Was den Juden Europas angetan wurde ist unfassbar und grausam. Dies kann nur durch reuige Buße und Verpflichtung zum Vermeiden ähnlicher Verbrechen in der Zukunft beantwortet werden. Gerade dies beabsichtigte, wenn wir es richtig verstanden haben, Ihre und Ihrer bischöflichen Kollegen Intervention. Wie anders, als durch Vergleichen mit vergangenen Verbrechen, können ähnliche Verbrechen, an Anderen, in Zukunft vermieden werden? Vergleichen heißt schließlich keinesfalls "gleichsetzen"

Ihnen ist dafür zu danken, auch von Juden, gerade auch von deutschen Juden und allen anderen Menschen guten Willens in Deutschland, die mit Dank Ihren Bericht über das Leben und Sterben in Palästina, über die andauernde Entwürdigung eines ganzen Volkes, zur Kenntnis genommen haben. Dieses Land wurde durch die israelische Besatzung entheiligt, indem seine Menschen ihrer Würde beraubt wurden und werden.

Es ist schwer vorstellbar, wie eines Tages Menschen in Israel mit der Hypothek des an den palästinensischen Schwestern und Brüdern (welcher Religion oder Weltanschauung auch immer!) fertig werden.

Sie aber, sehr geehrte Eminenz, und Ihre werten Kollegen werden nicht mit dem Vorwurf leben müssen, zu einem himmelschreienden Unrecht geschwiegen zu haben.

Zu diesem Unrecht nicht zu schweigen ist nämlich das verpflichtende Vermächtnis unserer Geschichte besonders an alle, deutsche Juden, Christen und alle Anderen Bürger unseres Landes. Gerechtigkeit und Liebe zu den Menschen ist unteilbar.

Bitte richten Sie Ihrem Augsburger Kollegen, Herrn Bischof Hanke unser Bedauern über seine durch die Medien bekanntgewordene Rücknahme, bzw. die Relativierung seiner vorher gemachten Aussagen aus. Weder er, noch einer von Ihnen, steht in der Pfllicht, sich zu entschuldigen. Ganz im Gegenteil.

Hochachtungsvoll

Evelyn Hecht-Galinski (Tochter des Auschwitz-Überlebenden und ehemaligen Vorsitzenden des Zentralrats der Juden in Deutschland, Mitglied der Deutschen Sektion der European Jews for Just Peace, EJJP)

Ellen Rohlfs (Gush Shalom und Trägerin des Bundesverdienstkreuzes am Bande)

Günter Schenk (Aktionsbündnis für einen gerechten Frieden in Palästina, Deutscher Sprecher des 'Collectif judeo-arabe et citoyen pour la paix' Strasbourg)
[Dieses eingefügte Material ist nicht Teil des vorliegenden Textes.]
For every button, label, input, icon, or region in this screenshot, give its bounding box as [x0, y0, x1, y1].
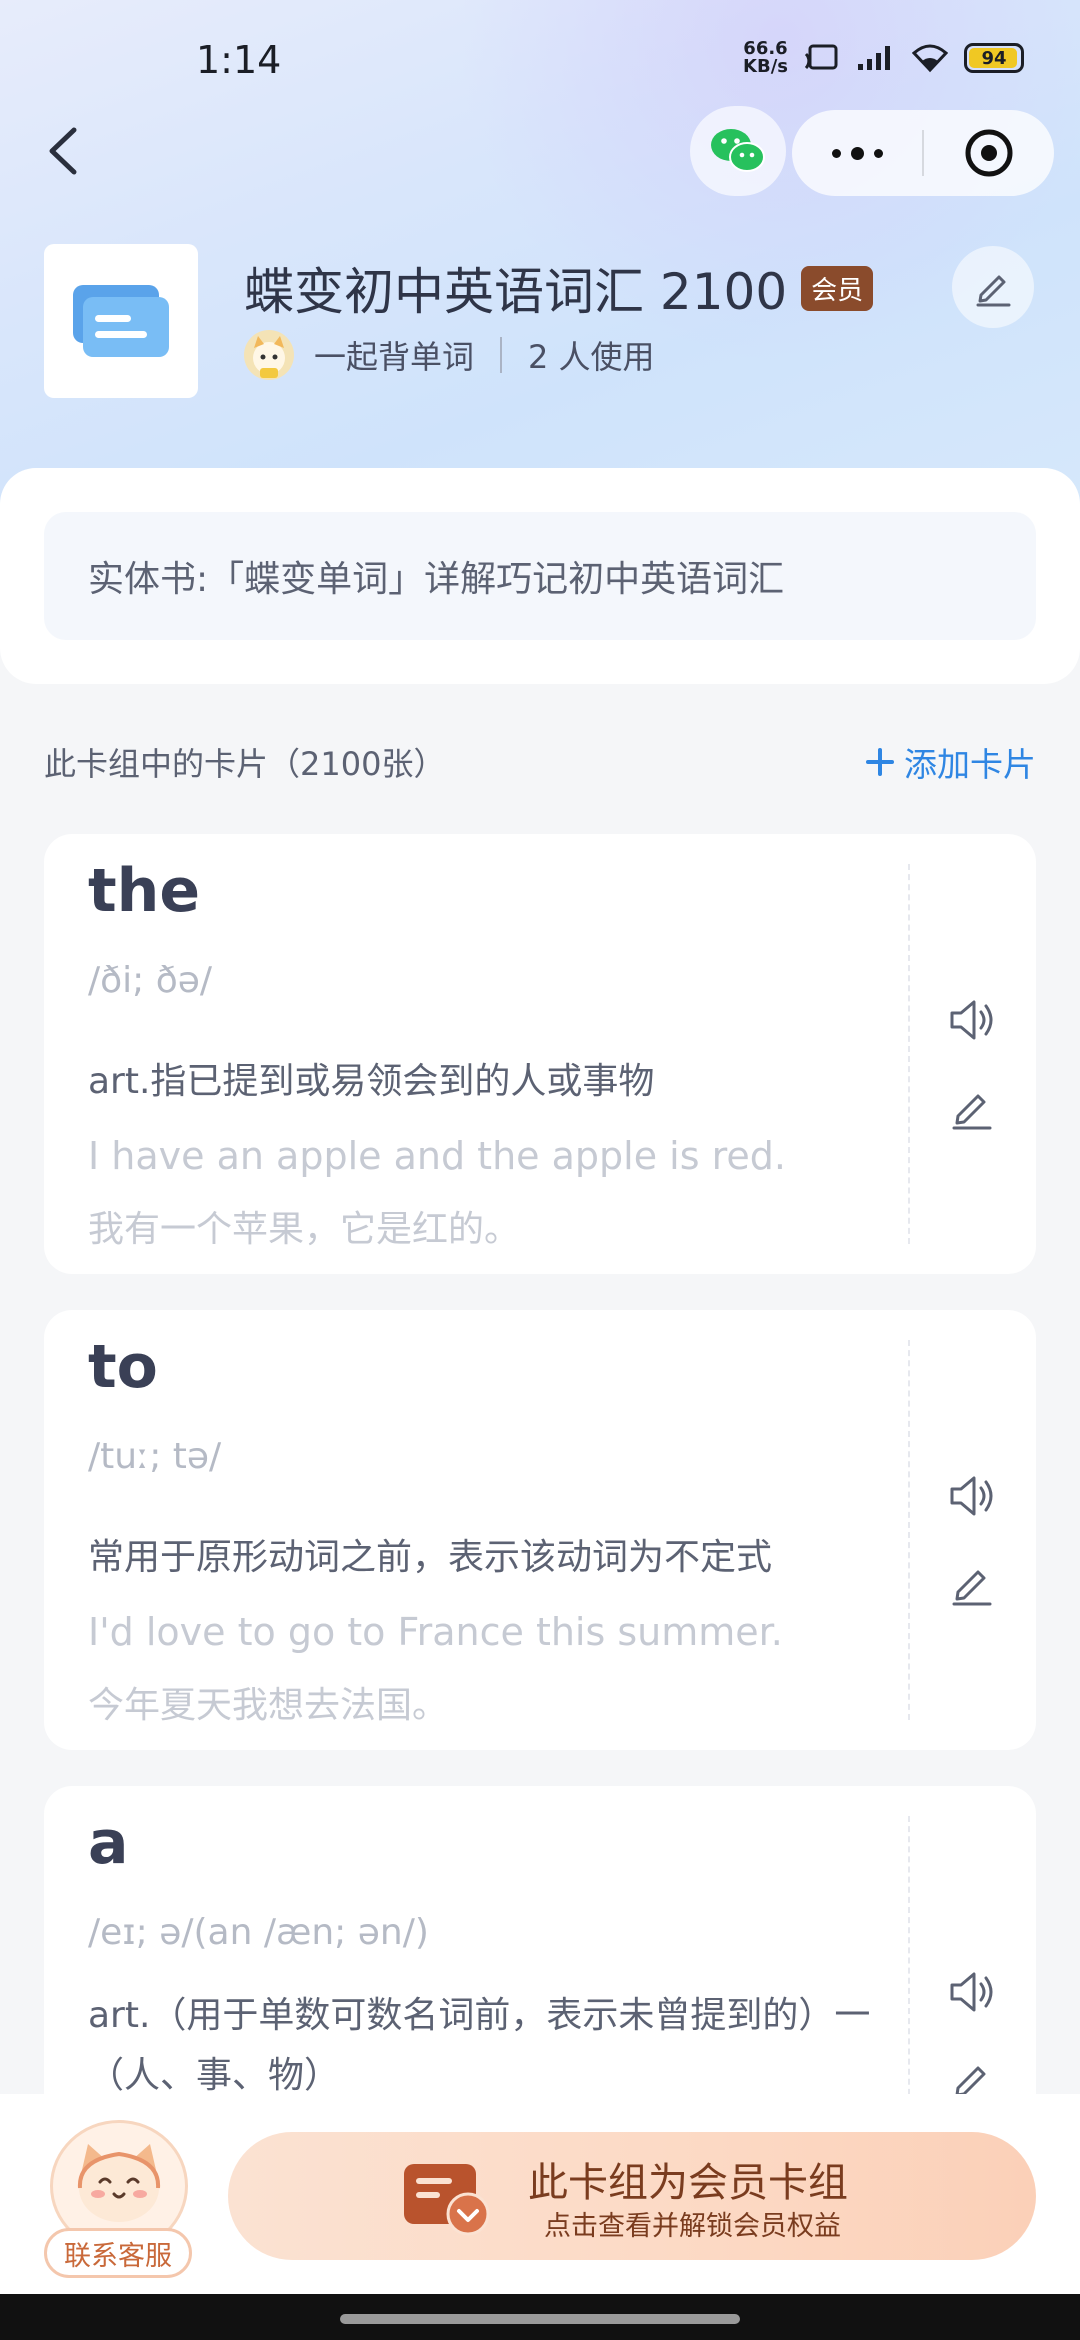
speaker-icon[interactable] [946, 1470, 998, 1522]
chevron-left-icon [49, 127, 77, 175]
user-count: 2 人使用 [528, 338, 655, 376]
word-card[interactable]: the /ði; ðə/ art.指已提到或易领会到的人或事物 I have a… [44, 834, 1036, 1274]
cat-avatar-icon [253, 336, 285, 378]
edit-card-icon[interactable] [948, 1084, 996, 1132]
back-button[interactable] [36, 116, 92, 186]
speaker-icon[interactable] [946, 1966, 998, 2018]
status-time: 1:14 [196, 38, 282, 82]
deck-title-row: 蝶变初中英语词汇 2100 会员 [244, 252, 874, 324]
card-definition: 常用于原形动词之前，表示该动词为不定式 [88, 1537, 773, 1578]
card-list-title: 此卡组中的卡片（2100张） [44, 745, 446, 783]
more-dot-icon [873, 148, 883, 158]
card-word: to [88, 1332, 158, 1402]
signal-icon [858, 46, 890, 70]
card-phonetic: /tuː; tə/ [88, 1436, 222, 1477]
network-speed: 66.6 KB/s [743, 40, 788, 76]
card-phonetic: /ði; ðə/ [88, 960, 213, 1001]
customer-service-button[interactable]: 联系客服 [44, 2120, 192, 2280]
card-list-header: 此卡组中的卡片（2100张） 添加卡片 [44, 736, 1036, 788]
status-icons: 66.6 KB/s 94 [743, 40, 1024, 76]
target-close-icon [965, 129, 1013, 177]
close-miniprogram-button[interactable] [924, 110, 1054, 196]
wechat-icon [711, 129, 765, 172]
author-name[interactable]: 一起背单词 [314, 332, 474, 378]
cast-icon [804, 44, 838, 70]
home-indicator[interactable] [340, 2314, 740, 2324]
edit-deck-button[interactable] [952, 246, 1034, 328]
add-card-button[interactable]: 添加卡片 [866, 738, 1036, 786]
more-dot-icon [850, 146, 864, 160]
description-box: 实体书:「蝶变单词」详解巧记初中英语词汇 [44, 512, 1036, 640]
status-bar: 1:14 66.6 KB/s 94 [0, 0, 1080, 120]
cat-mascot-icon [77, 2144, 161, 2222]
edit-card-icon[interactable] [948, 1560, 996, 1608]
card-example-zh: 我有一个苹果，它是红的。 [88, 1209, 521, 1250]
wifi-icon [912, 44, 948, 73]
deck-meta: 一起背单词 2 人使用 [244, 330, 655, 380]
card-definition: art.（用于单数可数名词前，表示未曾提到的）一（人、事、物） [88, 1995, 871, 2096]
member-cta-title: 此卡组为会员卡组 [528, 2160, 848, 2206]
card-example-en: I have an apple and the apple is red. [88, 1134, 786, 1178]
member-cta-subtitle: 点击查看并解锁会员权益 [544, 2211, 841, 2242]
pen-icon [976, 275, 1011, 307]
plus-icon [866, 748, 894, 776]
card-phonetic: /eɪ; ə/(an /æn; ən/) [88, 1912, 429, 1953]
card-example-zh: 今年夏天我想去法国。 [88, 1685, 449, 1726]
meta-divider [500, 337, 503, 373]
bottom-bar: 联系客服 此卡组为会员卡组 点击查看并解锁会员权益 [0, 2094, 1080, 2294]
word-card[interactable]: to /tuː; tə/ 常用于原形动词之前，表示该动词为不定式 I'd lov… [44, 1310, 1036, 1750]
speaker-icon[interactable] [946, 994, 998, 1046]
network-speed-unit: KB/s [743, 56, 788, 77]
battery-indicator: 94 [964, 43, 1024, 73]
member-badge: 会员 [801, 265, 874, 311]
card-example-en: I'd love to go to France this summer. [88, 1610, 783, 1654]
description-panel: 实体书:「蝶变单词」详解巧记初中英语词汇 [0, 468, 1080, 684]
card-word: a [88, 1808, 129, 1878]
card-divider [908, 864, 910, 1244]
card-divider [908, 1340, 910, 1720]
customer-service-label: 联系客服 [44, 2228, 192, 2278]
battery-level: 94 [981, 47, 1007, 69]
card-definition: art.指已提到或易领会到的人或事物 [88, 1061, 655, 1102]
miniprogram-capsule [792, 110, 1054, 196]
more-button[interactable] [792, 110, 922, 196]
deck-cover [44, 244, 198, 398]
more-dot-icon [831, 148, 841, 158]
member-benefits-button[interactable]: 此卡组为会员卡组 点击查看并解锁会员权益 [228, 2132, 1036, 2260]
member-card-icon [404, 2164, 490, 2236]
add-card-label: 添加卡片 [904, 745, 1036, 784]
wechat-share-button[interactable] [690, 106, 786, 196]
deck-title: 蝶变初中英语词汇 2100 [244, 263, 788, 321]
card-word: the [88, 856, 201, 926]
author-avatar[interactable] [244, 330, 294, 380]
deck-description: 实体书:「蝶变单词」详解巧记初中英语词汇 [88, 559, 785, 600]
card-deck-icon [73, 285, 169, 357]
Post scriptum: mit der Veröffentlichung unseres Schreibens sind wir einverstanden.


Anhang
Rechtsgutachten zu Israels Mauerbau

Der Internationale Gerichtshof der Vereinten Nationen in Den Haag kommt am 9. Juli 2004 in Beantwortung der mit der Resolution Nr. ES-10/14 vom 8. Dezember 2003 durch die Generalversammlung der Vereinten Nationen gestellte Frage
    Was sind die rechtlichen Konsequenzen, die sich aus dem Bau der Mauer ergeben, die von Israel, der Besatzungsmacht, in den besetzten palästinensischen Gebieten, einschliesslich in und um Jerusalem, errichtet wird, wie sie in dem Bericht des Generalsekretärs beschrieben ist, wenn die Regeln und Prinzipien des Völkerrechts, einschliesslich der Vierten Genfer Konvention von 1949, und die einschlägigen Resolutionen des Sicherheitsrates und der Generalversammlung berücksichtigt werden?
gemäß Presseerklärung 2004/28 im Rahmen eines Rechtsgutachtens zu folgendem Ergebnis:

A. Mit 14 zu 1 Stimmen:
Der von Israel, der Besatzungsmacht in den besetzten palästinensischen Gebieten, vollzogene Mauerbau einschließlich in und um Ost-Jerusalem und das zugehörige Regime stehen im Widerspruch zu internationalem Recht.

B. Mit 14 zu 1 Stimmen:
Israel unterliegt der Verpflichtung, die Verletzung des internationalen Rechts zu beenden; es unterliegt der Verpflichtung, unverzüglich die Arbeiten am Bau der Mauer in den besetzten palästinensischen Gebieten einschließlich in und um Ost-Jerusalem zu beenden, unverzüglich das dort befindliche Bauwerk abzubrechen...

C. Mit 14 zu 1 Stimmen:
Israel unterliegt der Verpflichtung, für alle durch den Bau der Mauer in den besetzten palästinensischen Gebieten einschließlich in und um Ost-Jerusalem verursachten Schäden Reparationen zu leisten.

D. Mit 13 zu 2 Stimmen:
Alle Staaten unterliegen der Verpflichtung, die aus dem Mauerbau resultierende illegale Situation nicht anzuerkennen und keine Hilfe oder Unterstützung zur Erhaltung der Situation zu leisten, die durch einen solchen Bau entstanden ist...

E. Mit 14 zu 1 Stimmen:
Die Vereinten Nationen, insbesondere die Generalversammlung und der Sicherheitsrat, sollten prüfen, welche weiteren Schritte erforderlich sind, um die illegale Situation, wie sie aus dem Mauerbau und dem zugehörigen Regime resultiert, zu beenden...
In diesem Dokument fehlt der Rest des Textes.